Luis Miranda, DNC communications director, and Mark Paustenbach, the DNC national press secretary, would not say if the document is authentic. News of the hack was first reported by The Washington Post.

The document is fairly anodyne by opposition research standards: a series of narratives—Democratic talking points painting Trump, the presumptive Republican presidential nominee, in a negative light; a deep dive into the New York real estate mogul’s background; and an examination of his positions on a range of issues, from the Islamic State militant group to LGBT rights. The information in the file appears to come entirely from publicly available media reports, and the file seems to contain no shocking revelations about the candidate.

RTSGTOQ Democratic National Committee Chair Debbie Wasserman Schultz, second from from right, attends an LGBT Pride Month reception at the White House in Washington on June 9. REUTERS/Jonathan Ernst

Still, if as the Post claims, there is more to come, then the hack could still prove very embarrassing, both for Trump and for the DNC.

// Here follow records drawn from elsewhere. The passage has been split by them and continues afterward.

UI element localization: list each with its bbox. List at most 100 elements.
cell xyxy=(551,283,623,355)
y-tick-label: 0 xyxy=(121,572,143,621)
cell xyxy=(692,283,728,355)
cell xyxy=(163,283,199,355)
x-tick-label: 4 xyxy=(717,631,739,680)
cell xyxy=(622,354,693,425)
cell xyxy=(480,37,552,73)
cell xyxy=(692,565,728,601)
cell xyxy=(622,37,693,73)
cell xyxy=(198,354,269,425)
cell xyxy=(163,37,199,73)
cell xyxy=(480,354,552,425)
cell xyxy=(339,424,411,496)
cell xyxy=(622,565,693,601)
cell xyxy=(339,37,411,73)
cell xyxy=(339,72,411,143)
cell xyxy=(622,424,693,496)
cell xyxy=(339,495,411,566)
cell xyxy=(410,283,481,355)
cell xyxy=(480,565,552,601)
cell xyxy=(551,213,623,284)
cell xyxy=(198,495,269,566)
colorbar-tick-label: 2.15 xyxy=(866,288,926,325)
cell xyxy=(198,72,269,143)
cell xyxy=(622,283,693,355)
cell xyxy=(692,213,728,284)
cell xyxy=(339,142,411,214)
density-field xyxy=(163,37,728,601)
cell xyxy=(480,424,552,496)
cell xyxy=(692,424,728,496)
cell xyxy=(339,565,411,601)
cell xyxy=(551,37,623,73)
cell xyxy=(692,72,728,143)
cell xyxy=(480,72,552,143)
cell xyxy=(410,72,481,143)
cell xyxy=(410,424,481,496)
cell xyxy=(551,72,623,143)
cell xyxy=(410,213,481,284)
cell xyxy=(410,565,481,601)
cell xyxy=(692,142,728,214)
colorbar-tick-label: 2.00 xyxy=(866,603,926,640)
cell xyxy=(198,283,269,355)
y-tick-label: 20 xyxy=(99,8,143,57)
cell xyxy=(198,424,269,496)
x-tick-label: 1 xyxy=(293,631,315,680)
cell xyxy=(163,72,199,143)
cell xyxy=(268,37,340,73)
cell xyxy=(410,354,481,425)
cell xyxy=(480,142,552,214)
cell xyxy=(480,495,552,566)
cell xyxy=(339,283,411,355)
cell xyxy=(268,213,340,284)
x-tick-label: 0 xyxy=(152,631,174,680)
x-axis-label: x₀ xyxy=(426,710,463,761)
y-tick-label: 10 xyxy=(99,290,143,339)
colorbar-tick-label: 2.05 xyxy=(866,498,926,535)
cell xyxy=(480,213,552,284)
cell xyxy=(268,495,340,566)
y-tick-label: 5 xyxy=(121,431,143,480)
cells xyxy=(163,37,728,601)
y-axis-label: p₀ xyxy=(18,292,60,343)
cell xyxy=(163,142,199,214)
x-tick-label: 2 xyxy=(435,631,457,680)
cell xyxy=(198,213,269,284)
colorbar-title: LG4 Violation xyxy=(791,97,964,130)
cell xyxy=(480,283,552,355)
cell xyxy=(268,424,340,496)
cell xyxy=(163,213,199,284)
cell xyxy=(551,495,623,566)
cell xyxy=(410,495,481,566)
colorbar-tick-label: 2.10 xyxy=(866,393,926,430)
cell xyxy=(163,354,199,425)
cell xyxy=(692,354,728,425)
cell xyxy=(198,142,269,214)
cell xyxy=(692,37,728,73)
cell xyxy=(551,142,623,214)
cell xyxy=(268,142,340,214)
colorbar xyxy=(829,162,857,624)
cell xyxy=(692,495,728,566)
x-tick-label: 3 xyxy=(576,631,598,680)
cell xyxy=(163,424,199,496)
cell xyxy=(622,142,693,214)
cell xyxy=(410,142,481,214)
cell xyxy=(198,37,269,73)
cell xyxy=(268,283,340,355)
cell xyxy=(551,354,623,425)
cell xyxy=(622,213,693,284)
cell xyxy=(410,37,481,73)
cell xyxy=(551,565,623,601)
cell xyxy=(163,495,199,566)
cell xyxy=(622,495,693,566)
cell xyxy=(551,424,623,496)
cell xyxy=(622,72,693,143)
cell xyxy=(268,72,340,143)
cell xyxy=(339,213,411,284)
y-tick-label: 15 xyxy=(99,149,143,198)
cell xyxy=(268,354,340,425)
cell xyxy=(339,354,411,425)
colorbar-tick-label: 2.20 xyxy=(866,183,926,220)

Two groups of hackers—dubbed “Cozy Bear” and “Fancy Bear” by CrowdStrike, the cybersecurity firm called in by the DNC to handle the intrusion—had access to its servers for about a year before they were discovered, CrowdStrike told the Post. Fancy Bear is believed to work for the Russia’s foreign military intelligence agency GRU, while Cozy Bear’s allegiance is less clear. CrowdStrike told the Post it believes Cozy Bear may work for the Federal Security Service, the heir to the KGB, and Russian President Vladimir Putin’s former agency. The two groups did not appear to be working together, Dmitri Alperovitch, CrowdStrike co-founder and chief technology officer, told the Post.

DNC officials learned of the hack in late April after information technology workers noticed unusual network activity. CrowdStrike isn’t sure how the hackers gained access, but speculated to the Post that they may have used phishing emails—emails that appear legitimate but, when clicked, install malicious software on a user’s computer.

An anonymous tipster who sent the same document to Gawker told the the news and gossip website that he or she, not Russian hackers, was responsible for the hack. The claim was disputed by a senior DNC official. Committee officials and security experts confirmed that it was Russian hackers who committed the breach, the Post reported.   

“Our experts are confident in their assessment that the Russian government hackers were the actors responsible for the breach detected in April and May, and we believe that this release and the claims around it may be a part of a disinformation campaign by the Russians,” the official said. “We’ve deployed the recommended technology so that today our systems are secure thanks to a swift response to that attack, and we will continue to monitor our systems closely.”

The anonymous individual also told Gawker that among the stolen files was a list of DNC donors. Congresswoman Debbie Wasserman Schultz, the embattled chair of the DNC, told reporters that financial documents had not been among those stolen from DNC servers.

“The security of our system is critical to our operation and to the confidence of the campaigns and state parties we work with,” she said. “When we discovered the intrusion, we treated this like the serious incident it is and reached out to CrowdStrike immediately. Our team moved as quickly as possible to kick out the intruders and secure our network.”